Hi, I am 60 now and work 12 hour shifts days and nights, with 4 days on and 4 days off at a local collage as a safeguarding officer. We have 750 residential students to look after and it can some times take a day or two to recharge my batteries after my 4 days on. The money is not bad and the job is very rewarding. Like you I have worked in very physical occupations most of my life both as a soldier and bricklayer. You should improve in health soon and I hope you can find a decent job.
Mike

welcome Bing :thumbup: I Like your spirit.

Yeah, me too.

Of course for some that isn't possible. But yeah, I was on sick leave from Aug-Janurary, and then worked 60% until May and now working full time. So it took some time to recover. I also think that I wasn't thinking too great until around March, I suspect the prednisone was affecting my judgement.

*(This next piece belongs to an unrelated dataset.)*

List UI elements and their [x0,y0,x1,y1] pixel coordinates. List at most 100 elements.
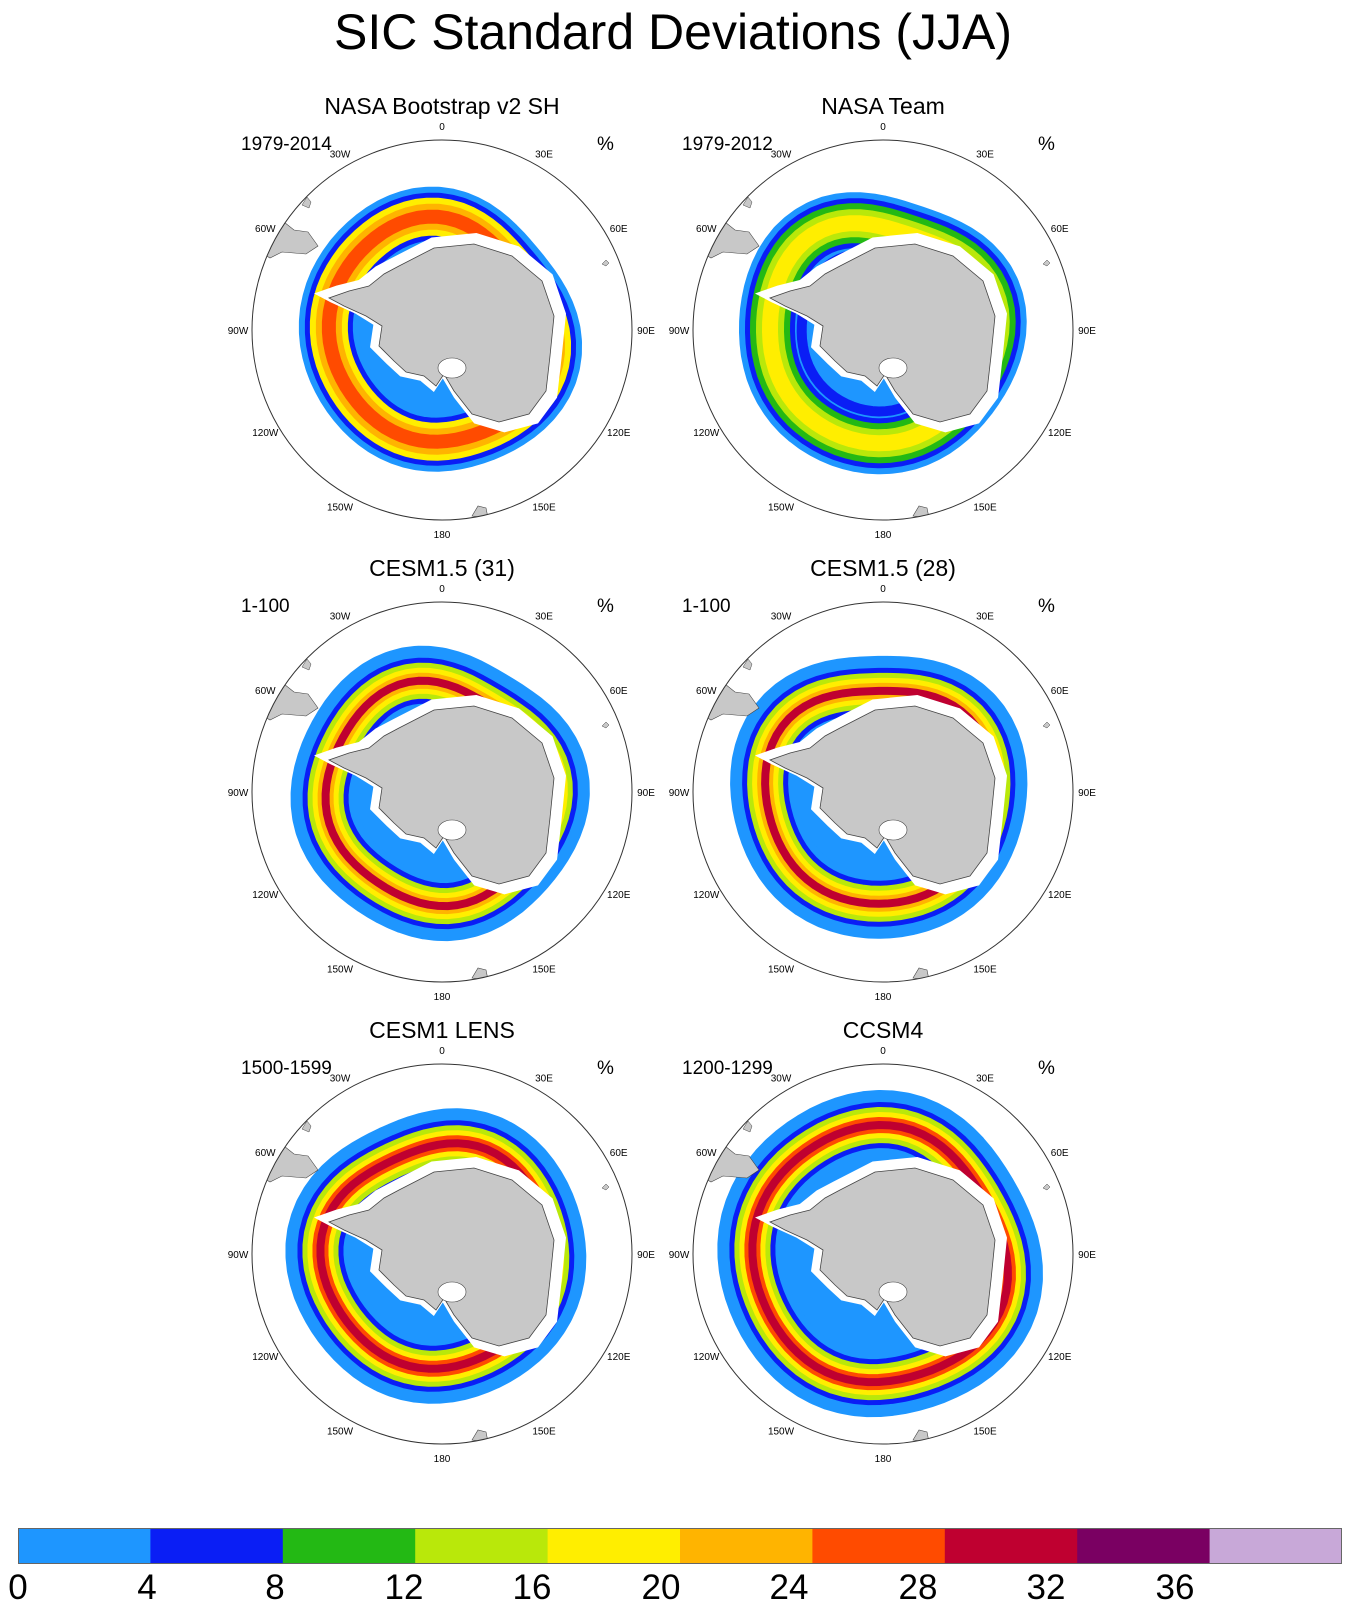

A bit before I started working full time I no longer felt the fatigue, which is awesome, as it made it a bit difficult to function if need to take a nap during the day.

I work as a consultant in IT-projects, so essentially sitting in front of my computer all day. I do try to exercise at least three times a week, and I seem to have more energy than before the disease. I also don't have a hay-fever, which I used to have every summer. I take it the immunosuppresants (MTX, nasal spray, 5mg of pred) also took care of that, but not sure.